AFRICAN DIASPORA FILM CLUB AT MOAD | AILEY
Join us for our monthly series, The African Diaspora Film Club. Modeled after our African Book Club, we will meet once a month to discuss a film that we have all viewed in advance of the discussion. The conversation will be moderated by Cornelius Moore, co-director of California Newsreel and film series curator at MoAD. We will be choosing a selection of films, some previously screened at MoAD. You may have already seen it, or this may be your first introduction. In either case, join us for a lively discussion of the film.
This month we will be discussing AILEY (2021, Jamila Wignot, 83 mins).
We will not be screening the film. AILEY is available streaming on Hulu.
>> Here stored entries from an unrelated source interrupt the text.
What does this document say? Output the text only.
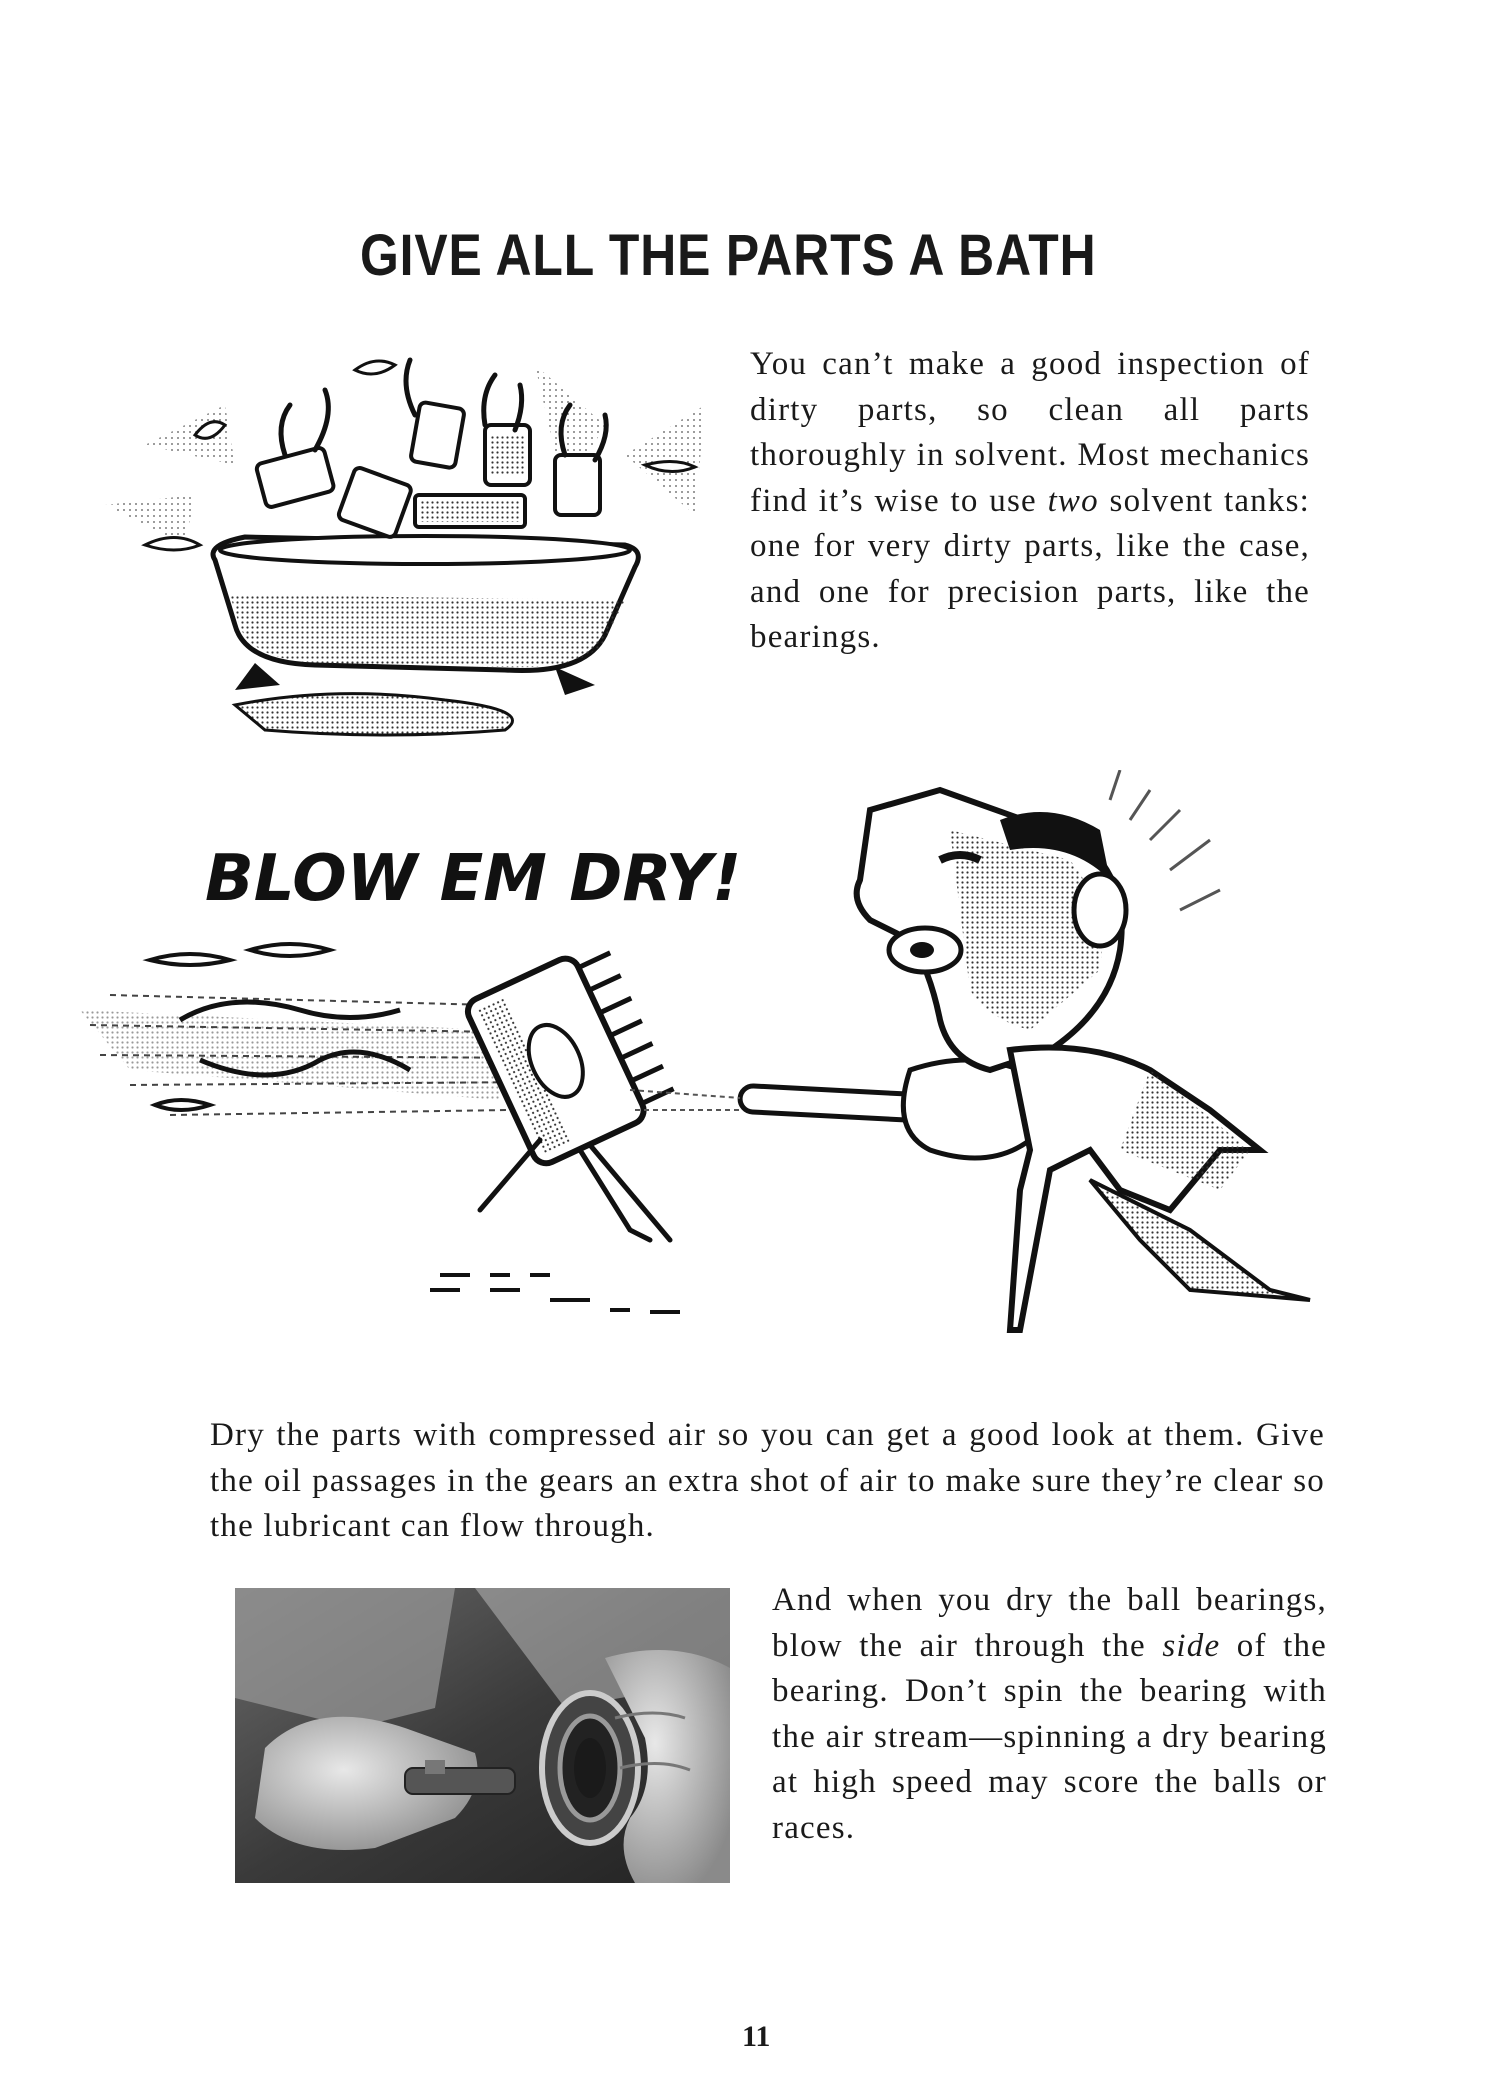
GIVE ALL THE PARTS A BATH
You can’t make a good inspection of dirty parts, so clean all parts thoroughly in solvent. Most mechanics find it’s wise to use two solvent tanks: one for very dirty parts, like the case, and one for precision parts, like the bearings.
BLOW EM DRY!
Dry the parts with compressed air so you can get a good look at them. Give the oil passages in the gears an extra shot of air to make sure they’re clear so the lubricant can flow through.
And when you dry the ball bearings, blow the air through the side of the bearing. Don’t spin the bearing with the air stream—spinning a dry bearing at high speed may score the balls or races.
11
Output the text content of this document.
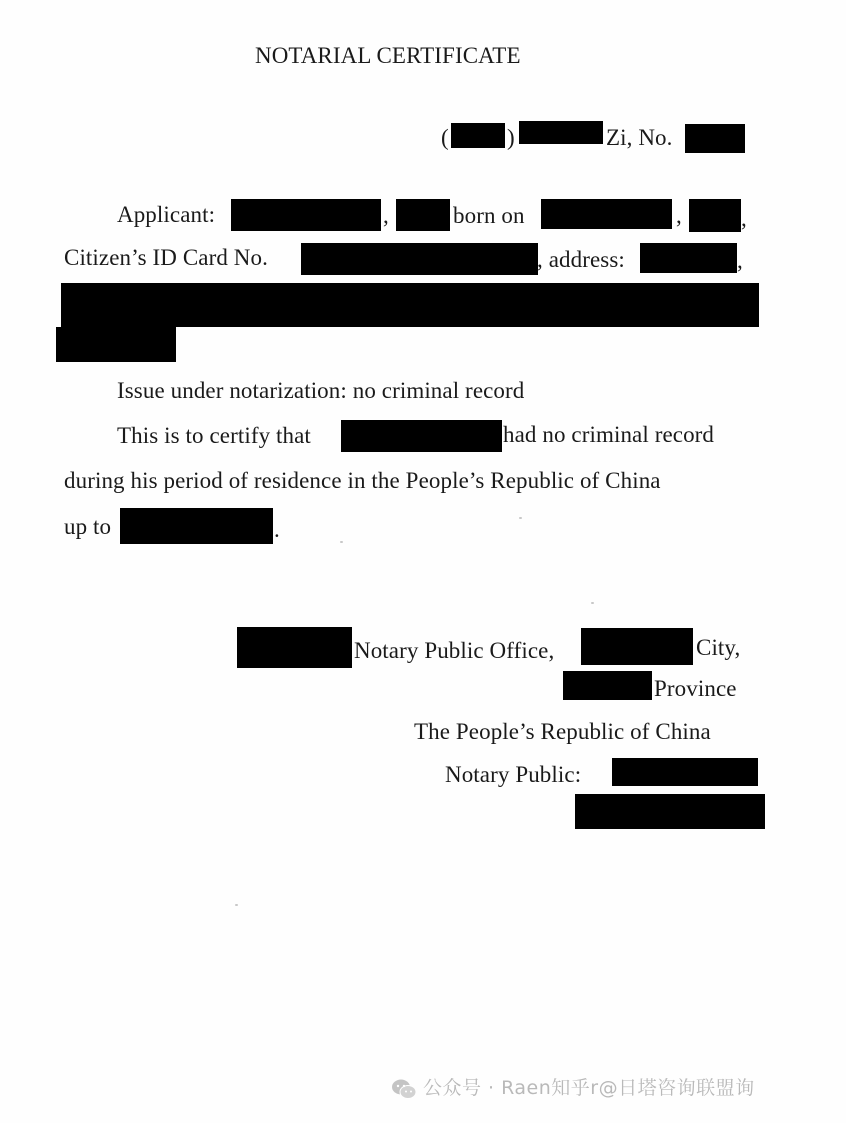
NOTARIAL CERTIFICATE
(	)	Zi, No.
Applicant:	,	born on	,	,
Citizen’s ID Card No.	, address:	,
Issue under notarization: no criminal record
This is to certify that	had no criminal record
during his period of residence in the People’s Republic of China
up to	.
Notary Public Office,	City,
Province
The People’s Republic of China
Notary Public:
公众号 · Raen知乎r@日塔咨询联盟询
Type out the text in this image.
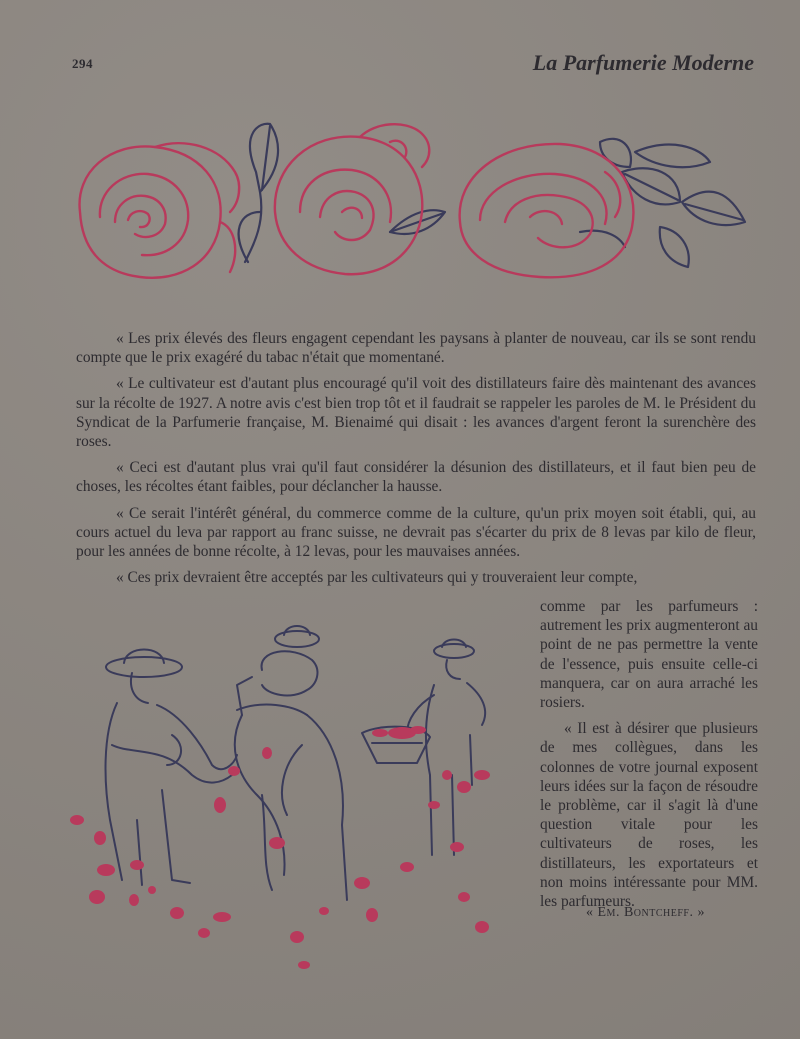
294	La Parfumerie Moderne

« Les prix élevés des fleurs engagent cependant les paysans à planter de nouveau, car ils se sont rendu compte que le prix exagéré du tabac n'était que momentané.

« Le cultivateur est d'autant plus encouragé qu'il voit des distillateurs faire dès maintenant des avances sur la récolte de 1927. A notre avis c'est bien trop tôt et il faudrait se rappeler les paroles de M. le Président du Syndicat de la Parfumerie française, M. Bienaimé qui disait : les avances d'argent feront la surenchère des roses.

« Ceci est d'autant plus vrai qu'il faut considérer la désunion des distillateurs, et il faut bien peu de choses, les récoltes étant faibles, pour déclancher la hausse.

« Ce serait l'intérêt général, du commerce comme de la culture, qu'un prix moyen soit établi, qui, au cours actuel du leva par rapport au franc suisse, ne devrait pas s'écarter du prix de 8 levas par kilo de fleur, pour les années de bonne récolte, à 12 levas, pour les mauvaises années.

« Ces prix devraient être acceptés par les cultivateurs qui y trouveraient leur compte,

comme par les parfumeurs : autrement les prix augmenteront au point de ne pas permettre la vente de l'essence, puis ensuite celle-ci manquera, car on aura arraché les rosiers.

« Il est à désirer que plusieurs de mes collègues, dans les colonnes de votre journal exposent leurs idées sur la façon de résoudre le problème, car il s'agit là d'une question vitale pour les cultivateurs de roses, les distillateurs, les exportateurs et non moins intéressante pour MM. les parfumeurs.

« Em. Bontcheff. »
Director Jamila Wignot will join us for the discussion.
Alvin Ailey was a trailblazing pioneer who found salvation through dance. AILEY traces the full contours of this brilliant and enigmatic man whose search for the truth in movement resulted in enduring choreography that centers on the Black American experience with grace, strength, and unparalleled beauty. Told through Ailey’s own words and featuring evocative archival footage and interviews with those who intimately knew him, director Jamila Wignot weaves together a resonant biography of an elusive visionary.
Jamila Wignot is a Brooklyn-based documentary filmmaker. Her directing work includes the Peabody, Emmy and NAACP award-winning series The African-Americans: Many Rivers to Cross (PBS), hosted by Henry Louis Gates; Town Hall (co-directed with Sierra Pettingill), a longitudinal portrait of Tea Party activists determined to unseat Barack Obama; and, for PBS’s American Experience series, the Peabody Award-winning Triangle Fire and Emmy-nominated Walt Whitman. Jamila’s producing credits include Sierra Pettengill’s forthcoming feature documentary Riotsville, U.S.A; W. Kamau Bell’s Bring The Pain (A&E); and the narrative feature A Stray (SXSW ‘16).
The African Diaspora Film Club is presented in partnership with Black Public Media
Black Public Media (BPM), formerly known as National Black Programming Consortium develops, produces, funds, and distributes media content about the African American and global Black experience. Our mission is to commit to a fully realized expression of democracy and we accomplish this by supporting diverse voices through training, education, and investment in visionary content makers.
For 40 years, BPM has addressed the needs of unserved and underserved audiences. BPM continues to address historical, contemporary, and systemic challenges that traditionally impede the development and distribution of black stories.